Dirigida por Carlos Carrera y teniendo por guionista a Vicente Leñero, la película en cuestión es una adaptación de la novela del mismo nombre del portugués José María Eça de Queiroz (1845-1900). Carrera y Leñero, al ubicar la historia en el año 2002, introdujeron con malicia el conflicto del aborto y el tema del celibato opcional. Como bien señala el crítico de cine español Juan Orellana: “La imagen de la Iglesia que construye Carrera es tenebrosa y aterradora: sacerdotes con amantes, una chica embarazada de un cura y que es inducida por éste a abortar, un párroco que blanquea el dinero del narcotráfico con la connivencia del obispo, un sacerdote de la teología de la liberación que prefiere la excomunión a la obediencia a su obispo, declarando que él sirve al Evangelio antes que a la Iglesia…”

Siendo una película de origen mexicano, ha merecido el pronunciamiento más severo de los obispos de ese país. Así, el presidente de la Conferencia Episcopal Mexicana, Mons. Luis Morales Reyes, Arzobispo de San Luis de Potosí, señaló que la película es una auténtica “burla de los símbolos religiosos más sagrados”.

Mons. Alberto Suárez Inda, Arzobispo de Morelia, dijo de la película: “Si solamente se tratara de desprestigiar la figura sacerdotal, con dolor sufriríamos todo como expiación de las faltas cometidas por algunos ministros de la Iglesia. Pero mucho más grave, y definitivamente intolerable, es la forma sacrílega con que se ofende al Santísimo Sacramento de la Eucaristía (hay una escena donde una mujer se saca una hostia consagrada de la boca y se la da de comer a un gato), a la Inmaculada Virgen María (el sacerdote fornica delante de la imagen de la Virgen de Guadalupe, previamente envuelve a la mujer con el manto de la Virgen), a las Sagradas Escrituras, a los Sacramentos del Bautismo y la Reconciliación. Realmente es una obra cargada de odio hacia nuestra Santa Iglesia”.

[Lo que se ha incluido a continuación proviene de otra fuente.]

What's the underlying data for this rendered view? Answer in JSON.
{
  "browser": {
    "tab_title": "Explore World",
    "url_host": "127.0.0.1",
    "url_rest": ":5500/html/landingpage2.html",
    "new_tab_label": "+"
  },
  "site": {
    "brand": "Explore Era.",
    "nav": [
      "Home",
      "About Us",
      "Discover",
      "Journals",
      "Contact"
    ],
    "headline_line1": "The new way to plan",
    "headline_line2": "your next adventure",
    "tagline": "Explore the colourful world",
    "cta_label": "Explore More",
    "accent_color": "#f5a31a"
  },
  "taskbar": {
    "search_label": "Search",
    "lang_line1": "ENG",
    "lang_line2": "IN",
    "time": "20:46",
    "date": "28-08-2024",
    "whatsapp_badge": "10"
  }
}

Parece ser que detrás de esta producción cinematográfica, y de algunas más que en breve tendremos que soportar en nuestras pantallas, se oculta una intencionalidad: desacreditar a la Iglesia para desdibujar el rostro católico de América Latina.

No es ningún secreto que para ciertos sectores “modernizantes”, la Iglesia incomoda con su presencia y su mensaje, ya que ella constituye la mayor fuerza moral colectiva de los pueblos pobres de Latinoamérica.

Posiblemente como bien señala Vittorio Messori, periodista católico de origen italiano, “quizá es hora de que los católicos pongan en marcha lo mismo que los judíos, con justicia y éxito crearon hace tiempo: una “Liga antidifamación” que reivindique los derechos de la verdad y la dignidad de las personas”.

Mons. Eguren, +OBISPO AUXILIAR DE LIMA
Diario Expreso, Lima, 9 de enero 2003.